Dans la tourmente tout à la fois sanitaire, économique et sociale que traverse l’humanité, 127 chrétiens du diocèse de Grenoble, clercs et laïcs, ont appelé leur évêque à proclamer une parole et susciter des actes de plus haute tenue que la demande de réouverture des églises au culte. Dans l’attente de Pentecôte, ils demandent que s’ouvrent grandes les portes vers une sortie lucide et active de l’Église dans le monde.

 

Père Guy de Kerimel
Évêque de Grenoble-Vienne
Maison diocésaine
12, place de Lavalette
38000 Grenoble

 

Grenoble, le 11 mai 2020

Pentecôte 2020 :     Portes grandes ouvertes !
                               Que notre Église sorte à la rencontre du monde tourmenté.


Père Évêque,
 

Jamais dans l’histoire de l’humanité un tel tsunami n’a submergé aussi soudainement la planète et soumis peuples et pays à une tourmente tout à la fois sanitaire, économique, commerciale, sociale, sociétale, relationnelle, diplomatique et politique. Dans l’« Après », un espace inconnu nous attend. Comment allons-nous faire pour habiter ce monde bouleversé qui nous est commun ?

Nous avons quitté le monde d’hier, demain ne sera pas le monde que nous avons connu. C’est en des termes nouveaux que cette traversée pose à notre Église la grande question : comment être témoins de Jésus Christ dans un monde sidéré par la pandémie et parcouru de tensions pour longtemps par un effondrement économique ?

Si nous, Église, clercs et laïcs, ne saisissons pas l’urgence de ce temps pour revoir notre rapport personnel à la création, notre manière de penser et nos priorités, revoir nos pratiques, nos missions et notre présence au monde, nous ne ferons alors que sceller l’insignifiance de la Parole pour nos contemporains.

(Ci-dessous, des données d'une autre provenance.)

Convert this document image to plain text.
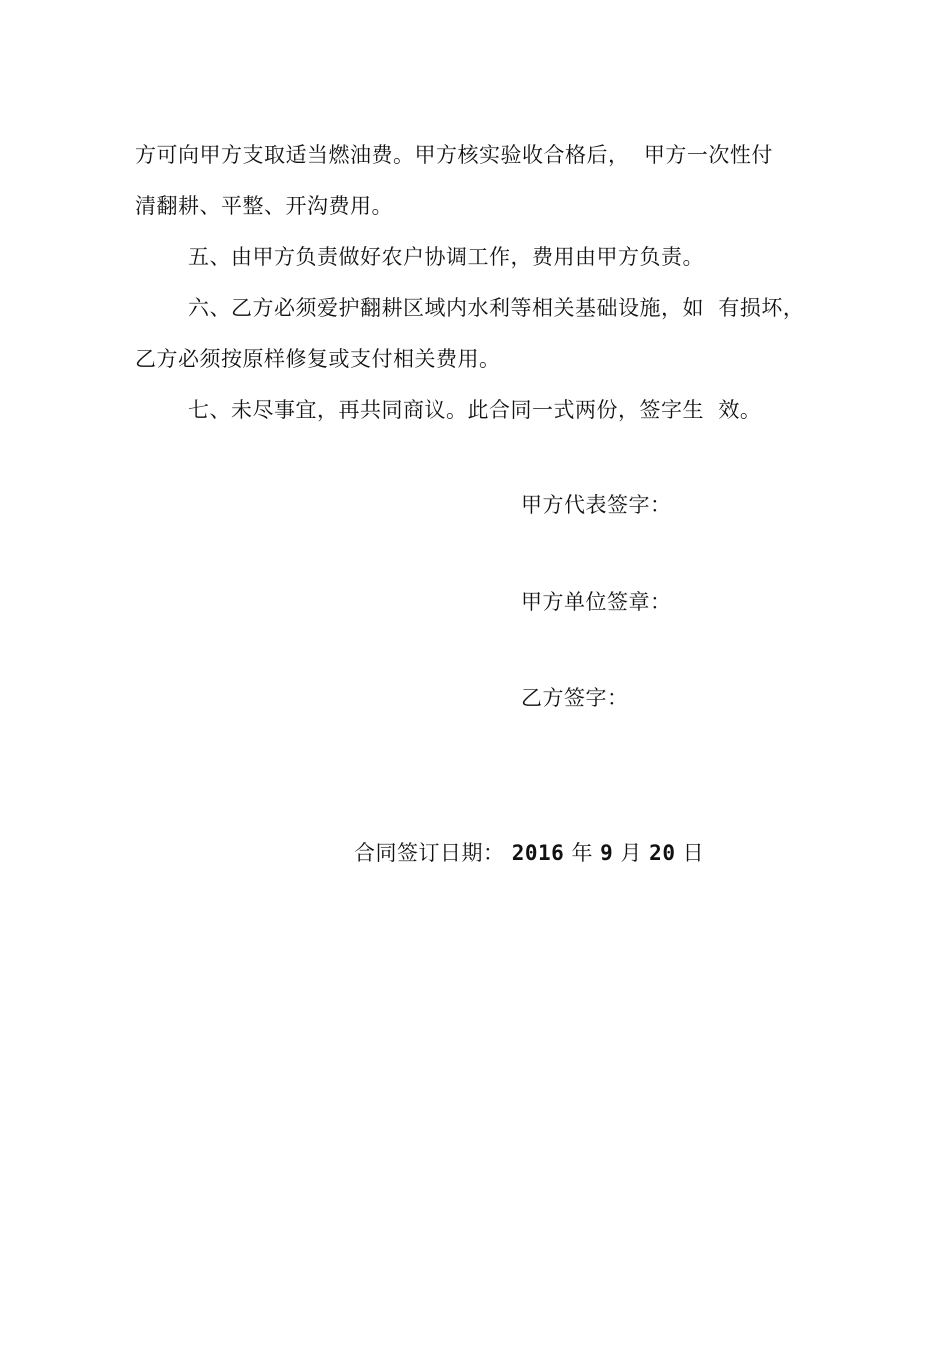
方可向甲方支取适当燃油费。甲方核实验收合格后，  甲方一次性付
清翻耕、平整、开沟费用。
五、由甲方负责做好农户协调工作，费用由甲方负责。
六、乙方必须爱护翻耕区域内水利等相关基础设施，如  有损坏，
乙方必须按原样修复或支付相关费用。
七、未尽事宜，再共同商议。此合同一式两份，签字生  效。
甲方代表签字：
甲方单位签章：
乙方签字：
合同签订日期： 2016 年 9 月 20 日
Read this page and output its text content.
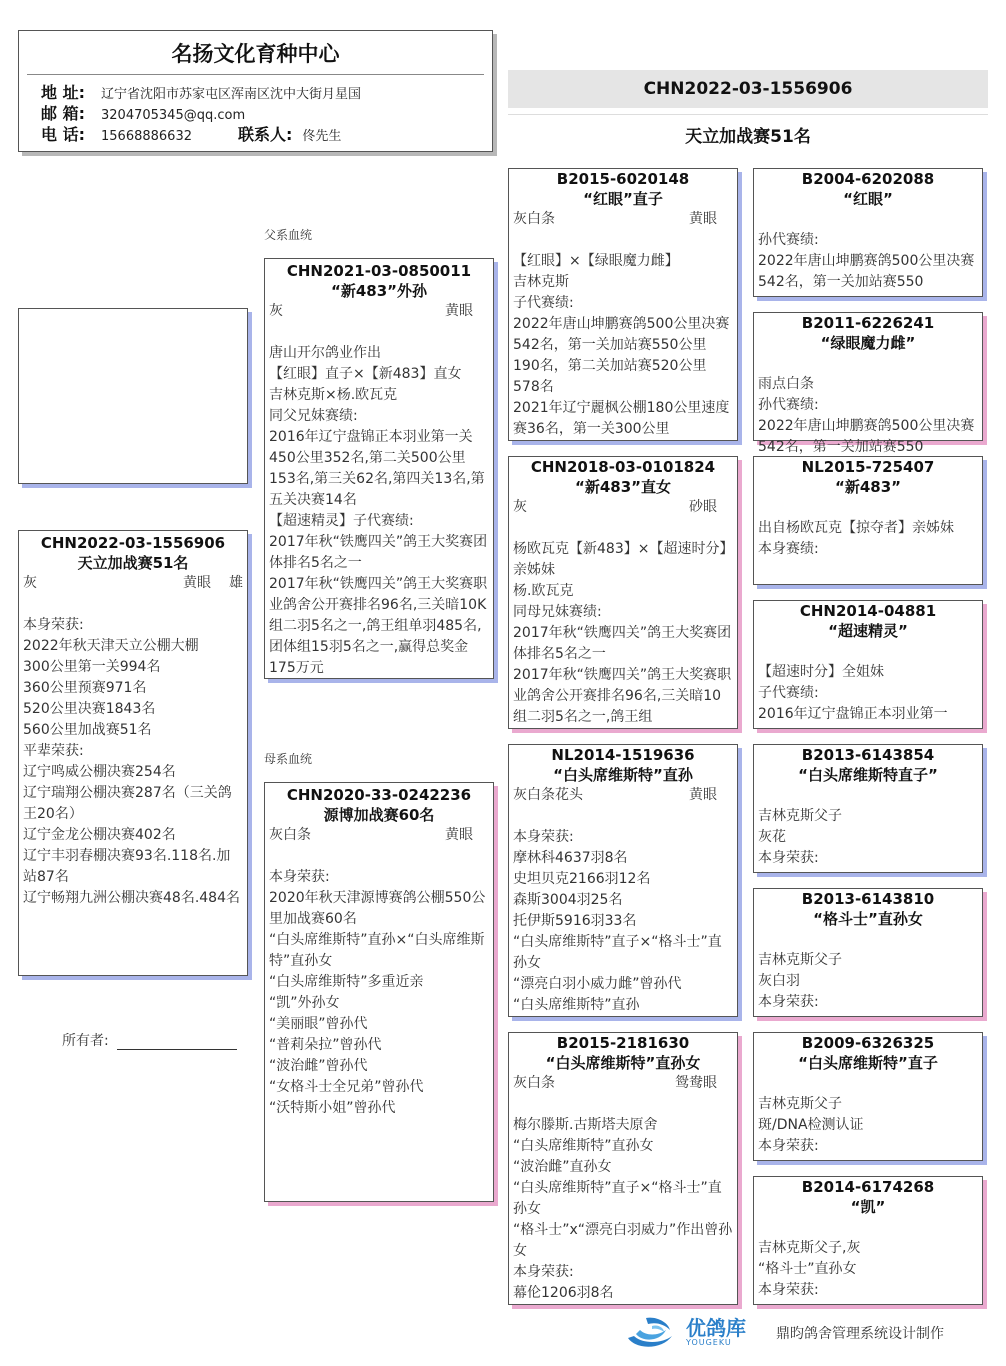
名扬文化育种中心
地 址:	辽宁省沈阳市苏家屯区浑南区沈中大街月星国
邮 箱:	3204705345@qq.com
电 话:	15668886632	联系人: 佟先生
CHN2022-03-1556906
天立加战赛51名
父系血统
母系血统
CHN2022-03-1556906
天立加战赛51名
灰	黄眼 雄
本身荣获:
2022年秋天津天立公棚大棚
300公里第一关994名
360公里预赛971名
520公里决赛1843名
560公里加战赛51名
平辈荣获:
辽宁鸣威公棚决赛254名
辽宁瑞翔公棚决赛287名（三关鸽王20名）
辽宁金龙公棚决赛402名
辽宁丰羽春棚决赛93名.118名.加站87名
辽宁畅翔九洲公棚决赛48名.484名
所有者:
CHN2021-03-0850011
“新483”外孙
灰	黄眼
唐山开尔鸽业作出
【红眼】直子×【新483】直女
吉林克斯×杨.欧瓦克
同父兄妹赛绩:
2016年辽宁盘锦正本羽业第一关450公里352名,第二关500公里153名,第三关62名,第四关13名,第五关决赛14名
【超速精灵】子代赛绩:
2017年秋“铁鹰四关”鸽王大奖赛团体排名5名之一
2017年秋“铁鹰四关”鸽王大奖赛职业鸽舍公开赛排名96名,三关暗10K组二羽5名之一,鸽王组单羽485名,团体组15羽5名之一,赢得总奖金175万元
CHN2020-33-0242236
源博加战赛60名
灰白条	黄眼
本身荣获:
2020年秋天津源博赛鸽公棚550公里加战赛60名
“白头席维斯特”直孙×“白头席维斯特”直孙女
“白头席维斯特”多重近亲
“凯”外孙女
“美丽眼”曾孙代
“普莉朵拉”曾孙代
“波治雌”曾孙代
“女格斗士全兄弟”曾孙代
“沃特斯小姐”曾孙代
B2015-6020148
“红眼”直子
灰白条	黄眼
【红眼】×【绿眼魔力雌】
吉林克斯
子代赛绩:
2022年唐山坤鹏赛鸽500公里决赛542名，第一关加站赛550公里190名，第二关加站赛520公里578名
2021年辽宁麗枫公棚180公里速度赛36名，第一关300公里
CHN2018-03-0101824
“新483”直女
灰	砂眼
杨欧瓦克【新483】×【超速时分】亲姊妹
杨.欧瓦克
同母兄妹赛绩:
2017年秋“铁鹰四关”鸽王大奖赛团体排名5名之一
2017年秋“铁鹰四关”鸽王大奖赛职业鸽舍公开赛排名96名,三关暗10组二羽5名之一,鸽王组
NL2014-1519636
“白头席维斯特”直孙
灰白条花头	黄眼
本身荣获:
摩林科4637羽8名
史坦贝克2166羽12名
森斯3004羽25名
托伊斯5916羽33名
“白头席维斯特”直子×“格斗士”直孙女
“漂亮白羽小威力雌”曾孙代
“白头席维斯特”直孙
B2015-2181630
“白头席维斯特”直孙女
灰白条	鸳鸯眼
梅尔滕斯.古斯塔夫原舍
“白头席维斯特”直孙女
“波治雌”直孙女
“白头席维斯特”直子×“格斗士”直孙女
“格斗士”x“漂亮白羽威力”作出曾孙女
本身荣获:
幕伦1206羽8名
B2004-6202088
“红眼”
孙代赛绩:
2022年唐山坤鹏赛鸽500公里决赛542名，第一关加站赛550
B2011-6226241
“绿眼魔力雌”
雨点白条
孙代赛绩:
2022年唐山坤鹏赛鸽500公里决赛542名，第一关加站赛550
NL2015-725407
“新483”
出自杨欧瓦克【掠夺者】亲姊妹
本身赛绩:
CHN2014-04881
“超速精灵”
【超速时分】全姐妹
子代赛绩:
2016年辽宁盘锦正本羽业第一
B2013-6143854
“白头席维斯特直子”
吉林克斯父子
灰花
本身荣获:
B2013-6143810
“格斗士”直孙女
吉林克斯父子
灰白羽
本身荣获:
B2009-6326325
“白头席维斯特”直子
吉林克斯父子
斑/DNA检测认证
本身荣获:
B2014-6174268
“凯”
吉林克斯父子,灰
“格斗士”直孙女
本身荣获:
优鸽库
YOUGEKU	鼎昀鸽舍管理系统设计制作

Des évêques de France ont vu dans l’épreuve du confinement un empêchement pour la liturgie paroissiale, l’occasion d’un jeûne eucharistique, une opportunité pour des liturgies domestiques. Nous croyons que l’Esprit Saint, dans la violence de l’événement pour l’humanité, nous lance pour l’« Après » un appel bien plus grand, un appel qui suscite la foi comme expérience qui fait vivre et agir.

« Si l’Église fait l’eucharistie, c’est l’eucharistie qui fait l’Église » : le temps que nous traversons fait sonner l’adage patristique comme un envoi. Ouvrons grandes les portes de l’Église pour sortir avec elle jusqu’aux périphéries. Auprès de l’humanité écrasée, dans ce monde troublé, l’eucharistie nous fera Église, clercs et laïcs, par notre présence, nos solidarités, nos actes et nos modes de vie réinventés. Le pape François proclame que ce bouleversement exige que nous allions et soyons auprès des plus pauvres et des plus isolés.

Pour la fête de Pentecôte 2020, nous, baptisés, laïcs et clercs du diocèse de Grenoble-Vienne :

• Attendons que notre évêque et les évêques de France partagent leur lecture de ce temps avec tous et qu’ils proclament une parole à la hauteur de la tourmente.

• Appelons nos évêques à susciter une déclaration interreligieuse, plutôt que demander à rouvrir les églises au culte quand les musulmans restent privés de célébrer l’Aïd. 

• Souhaitons voir nos évêques associer les laïcs pour chercher ensemble par quels actes et témoignages l’Église suscitera la saveur de l’Évangile au cœur du drame de ce temps.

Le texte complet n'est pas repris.